Industry-specific cyberwarfare
Different sectors face different risks depending on what their systems enable and how tightly digital services are linked to real-world operations.
In the financial sector, incidents often focus on the disruption of services, theft of sensitive financial data, or compromising institutions whose outages can ripple broadly. The IMF has warned that cyber incidents can create extreme losses and notes that the financial sector is highly exposed, with a significant share of incidents affecting financial firms.

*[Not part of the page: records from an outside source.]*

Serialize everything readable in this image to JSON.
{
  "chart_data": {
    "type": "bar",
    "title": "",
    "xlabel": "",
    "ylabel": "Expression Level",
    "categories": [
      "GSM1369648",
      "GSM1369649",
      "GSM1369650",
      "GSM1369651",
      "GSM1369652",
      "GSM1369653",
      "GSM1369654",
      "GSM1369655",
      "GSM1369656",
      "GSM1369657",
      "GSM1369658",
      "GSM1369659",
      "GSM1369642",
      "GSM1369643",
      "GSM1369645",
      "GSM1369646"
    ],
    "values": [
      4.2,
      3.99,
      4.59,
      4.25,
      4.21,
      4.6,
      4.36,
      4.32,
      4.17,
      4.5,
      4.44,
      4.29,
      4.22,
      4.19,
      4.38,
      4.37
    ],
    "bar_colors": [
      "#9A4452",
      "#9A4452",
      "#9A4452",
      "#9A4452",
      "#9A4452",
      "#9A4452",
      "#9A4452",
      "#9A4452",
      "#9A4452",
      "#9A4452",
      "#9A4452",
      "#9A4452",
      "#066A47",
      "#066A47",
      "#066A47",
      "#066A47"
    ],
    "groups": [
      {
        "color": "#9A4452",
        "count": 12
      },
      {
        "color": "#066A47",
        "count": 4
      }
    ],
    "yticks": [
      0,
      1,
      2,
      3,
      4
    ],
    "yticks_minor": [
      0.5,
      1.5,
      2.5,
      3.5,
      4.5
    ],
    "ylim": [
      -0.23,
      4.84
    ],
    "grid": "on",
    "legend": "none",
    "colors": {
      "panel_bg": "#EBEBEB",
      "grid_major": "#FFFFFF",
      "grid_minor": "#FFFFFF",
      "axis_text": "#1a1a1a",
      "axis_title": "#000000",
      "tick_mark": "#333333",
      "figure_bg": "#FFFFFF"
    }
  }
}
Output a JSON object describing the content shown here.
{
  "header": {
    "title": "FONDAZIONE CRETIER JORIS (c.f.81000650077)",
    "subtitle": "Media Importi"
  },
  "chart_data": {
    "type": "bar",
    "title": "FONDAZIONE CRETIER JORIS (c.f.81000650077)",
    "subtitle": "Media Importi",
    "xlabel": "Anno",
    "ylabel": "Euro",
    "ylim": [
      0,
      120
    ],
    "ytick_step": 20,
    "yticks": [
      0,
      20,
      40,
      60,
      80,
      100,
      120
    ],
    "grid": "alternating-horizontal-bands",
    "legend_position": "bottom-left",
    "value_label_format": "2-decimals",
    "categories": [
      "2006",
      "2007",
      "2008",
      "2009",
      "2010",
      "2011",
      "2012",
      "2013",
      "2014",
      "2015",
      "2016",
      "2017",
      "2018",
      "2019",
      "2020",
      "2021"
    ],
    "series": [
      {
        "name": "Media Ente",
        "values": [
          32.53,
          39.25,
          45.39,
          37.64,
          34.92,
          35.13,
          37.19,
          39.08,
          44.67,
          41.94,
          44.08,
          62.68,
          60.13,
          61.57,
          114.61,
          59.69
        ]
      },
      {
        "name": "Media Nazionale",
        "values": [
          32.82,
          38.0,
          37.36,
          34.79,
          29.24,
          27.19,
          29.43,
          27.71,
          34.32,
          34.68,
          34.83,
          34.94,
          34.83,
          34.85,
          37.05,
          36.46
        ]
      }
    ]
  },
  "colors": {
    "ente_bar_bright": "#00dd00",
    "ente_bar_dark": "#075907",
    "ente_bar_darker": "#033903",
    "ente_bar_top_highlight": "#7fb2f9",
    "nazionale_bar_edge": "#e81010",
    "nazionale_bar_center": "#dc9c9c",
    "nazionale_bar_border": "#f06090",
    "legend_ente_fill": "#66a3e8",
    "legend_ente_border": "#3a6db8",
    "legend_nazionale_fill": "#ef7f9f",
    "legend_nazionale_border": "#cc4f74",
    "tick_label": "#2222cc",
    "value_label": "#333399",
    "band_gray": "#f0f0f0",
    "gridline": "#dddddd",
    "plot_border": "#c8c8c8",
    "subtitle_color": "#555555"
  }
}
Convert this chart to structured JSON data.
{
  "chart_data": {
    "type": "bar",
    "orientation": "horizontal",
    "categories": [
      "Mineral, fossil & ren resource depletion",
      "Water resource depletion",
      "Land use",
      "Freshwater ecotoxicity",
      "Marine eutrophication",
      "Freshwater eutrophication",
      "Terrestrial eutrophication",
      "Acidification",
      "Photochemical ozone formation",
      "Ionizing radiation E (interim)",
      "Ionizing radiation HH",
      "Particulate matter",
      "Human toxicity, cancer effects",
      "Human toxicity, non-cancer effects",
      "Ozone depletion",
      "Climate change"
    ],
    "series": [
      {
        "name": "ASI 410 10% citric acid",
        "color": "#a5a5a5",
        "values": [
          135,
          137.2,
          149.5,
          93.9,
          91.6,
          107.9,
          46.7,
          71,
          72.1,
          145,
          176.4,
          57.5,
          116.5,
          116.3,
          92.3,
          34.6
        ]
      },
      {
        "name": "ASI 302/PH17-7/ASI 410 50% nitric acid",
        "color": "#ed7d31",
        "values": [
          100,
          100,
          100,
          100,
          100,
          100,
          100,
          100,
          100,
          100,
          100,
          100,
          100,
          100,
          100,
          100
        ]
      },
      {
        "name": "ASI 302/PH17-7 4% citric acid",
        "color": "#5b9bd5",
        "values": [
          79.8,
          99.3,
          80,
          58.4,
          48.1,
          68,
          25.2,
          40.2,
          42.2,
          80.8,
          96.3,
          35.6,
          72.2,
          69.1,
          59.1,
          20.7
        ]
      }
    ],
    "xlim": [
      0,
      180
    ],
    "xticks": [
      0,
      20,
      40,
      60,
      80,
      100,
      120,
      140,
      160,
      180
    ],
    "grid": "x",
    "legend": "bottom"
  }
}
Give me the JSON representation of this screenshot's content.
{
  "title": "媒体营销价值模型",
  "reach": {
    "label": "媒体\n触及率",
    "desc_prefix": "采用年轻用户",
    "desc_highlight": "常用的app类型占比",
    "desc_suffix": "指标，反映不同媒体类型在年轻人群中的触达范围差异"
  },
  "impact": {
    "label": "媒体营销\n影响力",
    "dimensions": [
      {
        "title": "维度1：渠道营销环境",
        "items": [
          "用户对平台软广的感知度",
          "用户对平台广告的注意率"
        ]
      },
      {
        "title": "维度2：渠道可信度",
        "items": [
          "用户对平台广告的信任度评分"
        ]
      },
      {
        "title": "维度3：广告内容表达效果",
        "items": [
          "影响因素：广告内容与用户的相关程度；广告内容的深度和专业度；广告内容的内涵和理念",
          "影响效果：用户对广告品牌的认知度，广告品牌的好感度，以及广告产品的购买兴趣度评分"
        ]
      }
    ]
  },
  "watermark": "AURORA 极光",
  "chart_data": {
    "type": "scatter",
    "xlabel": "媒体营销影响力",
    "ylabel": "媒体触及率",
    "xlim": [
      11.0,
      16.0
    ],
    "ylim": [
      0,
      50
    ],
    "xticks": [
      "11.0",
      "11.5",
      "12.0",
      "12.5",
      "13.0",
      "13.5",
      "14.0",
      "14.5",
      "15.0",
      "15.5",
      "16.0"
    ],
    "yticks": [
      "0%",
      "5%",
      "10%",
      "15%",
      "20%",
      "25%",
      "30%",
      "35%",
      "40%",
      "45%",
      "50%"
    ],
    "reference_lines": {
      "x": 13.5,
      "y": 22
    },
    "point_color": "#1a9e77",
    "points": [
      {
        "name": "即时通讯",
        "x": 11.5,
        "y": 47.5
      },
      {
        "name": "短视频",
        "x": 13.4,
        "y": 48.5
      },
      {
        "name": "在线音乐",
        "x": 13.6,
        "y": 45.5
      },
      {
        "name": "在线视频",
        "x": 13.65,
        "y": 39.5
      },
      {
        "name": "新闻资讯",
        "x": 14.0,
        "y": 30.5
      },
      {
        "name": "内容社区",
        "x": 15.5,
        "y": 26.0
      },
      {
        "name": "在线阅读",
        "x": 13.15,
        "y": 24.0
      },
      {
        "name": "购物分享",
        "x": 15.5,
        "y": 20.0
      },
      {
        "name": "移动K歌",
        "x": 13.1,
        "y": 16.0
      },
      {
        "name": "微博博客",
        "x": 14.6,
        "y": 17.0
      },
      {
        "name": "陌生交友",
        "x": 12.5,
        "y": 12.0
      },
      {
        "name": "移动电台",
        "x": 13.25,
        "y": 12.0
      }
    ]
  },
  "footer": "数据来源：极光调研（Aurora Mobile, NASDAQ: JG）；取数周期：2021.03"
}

In healthcare, ransomware and other disruptions can affect access to clinical systems and delay care. For example, in 2024, a ransomware incident at Change Healthcare disrupted healthcare operations at a national scale in the U.S., illustrating how attacks on major third-party providers can propagate systemic disruption across a sector.
In shipping, manufacturing, and energy, disruptions can halt the physical movement of goods or essential services. NotPetya’s impact on global logistics is often illustrated by major shipping disruptions and large reported losses. For example, Maersk (a logistics company) publicly estimated over a $200 million loss.